Ankara Büyükşehir Belediyesi Kültür ve Tabiat Varlıkları Dairesi Başkanı Bekir Ödemiş konuşmasında Ulus Zafer Anıtı ve diğer benzer anıtların restorasyonu sırasında birlikte çalıştıkları, uzman katkısı aldıkları Ankara Kent Konseyi Kale Çalışma Grubu’na, Kültür Bakanlığı Eski Eserler ve Müzeler Genel Müdürlüğü yetkililerine teşekkür etti. ‘Bugün burada bir sergi açmadık; bir anıttan yola çıkarak bir ulusun kuruluş ve kurtuluş sürecini anlatan bir müze açtık’ sözleri ile tüm izleyicilerin düşüncelerine tercüman oldu.
50 panodan oluşan sergide Cumhuriyet devrimlerinin karargâhı Ankara, anıtın yeraldığı Hakimiyet-i Milliye Meydanı, Yunus Nadi, Yeni Gün ve Cumhuriyet Gazeteleri, anıtın yapım süreci, heykeltraş Krippel, açılış töreni, anıttaki yazı ve simgeler, sonraki yıllarda anıttaki değersizleştirme çabaları detaylı bir şekilde (çoğu Korkut-Nurhan Erkan koleksiyonundaki görseller eşliğinde) anlatılıyor.
Kızılay metro istasyonu sergi izlemeye gelenler için, ulaşım açısından, çok uygun bir mekân. Yoğun kullanımı olan bu istasyon serginin geniş bir kitle tarafından farkedilmesi bakımından da uygun bir ortam sunuyor. Sadece görsel içeren, tekil panolu sergiler, istasyon kullanımı sırasında yolcuların dikkatini çekmesi açısından uygun bir seçenek. Ancak, sıra takip edilerek okunması gereken yazılı panoları olan sergilerde metro istasyonu koridoru bu amacı biraz zorluyor. Keşke metro istasyonu içinde, örneğin mevcut kitapevi benzeri ‘tanımlı bir mekan’ sergi alanı olarak ayrılmış olsa diye düşünmeden edemiyor insan.

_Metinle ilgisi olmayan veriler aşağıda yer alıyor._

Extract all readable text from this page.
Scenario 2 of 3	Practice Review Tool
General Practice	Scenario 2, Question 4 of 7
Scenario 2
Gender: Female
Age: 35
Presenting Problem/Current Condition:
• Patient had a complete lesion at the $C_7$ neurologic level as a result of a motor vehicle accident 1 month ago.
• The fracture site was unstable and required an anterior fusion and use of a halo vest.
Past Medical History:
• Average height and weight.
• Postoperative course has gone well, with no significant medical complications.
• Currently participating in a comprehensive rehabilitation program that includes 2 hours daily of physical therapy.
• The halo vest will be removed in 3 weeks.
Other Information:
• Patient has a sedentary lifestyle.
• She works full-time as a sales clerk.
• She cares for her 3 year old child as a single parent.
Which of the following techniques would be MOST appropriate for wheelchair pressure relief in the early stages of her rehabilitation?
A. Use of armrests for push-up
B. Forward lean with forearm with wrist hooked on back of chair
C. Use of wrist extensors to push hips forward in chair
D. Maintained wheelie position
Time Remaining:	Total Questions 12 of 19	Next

22 Mayıs 2024’e kadar açık kalacak sergiyi görmenizi, izlemenizi, okumanızı öneririm. Konuşmacıların da dile getirdiği gibi tüm ülkede sergilenmesinin sağlanması benim de dileğim. Koleksiyoncular Derneği, VEKAM, Ankara Belediyesi ve Cumhuriyet Gazetesi’ne bu yararlı etkinlik için sonsuz teşekkürler; serginin elektronik bir kopyasının bu kuruluşların sitelerinden izlenebilmesi bir diğer önerim.
Cumhuriyet Gazetesi’nin 100. yaşı kutlu olsun. Sergide emeği geçenlerin yüreğine sağlık.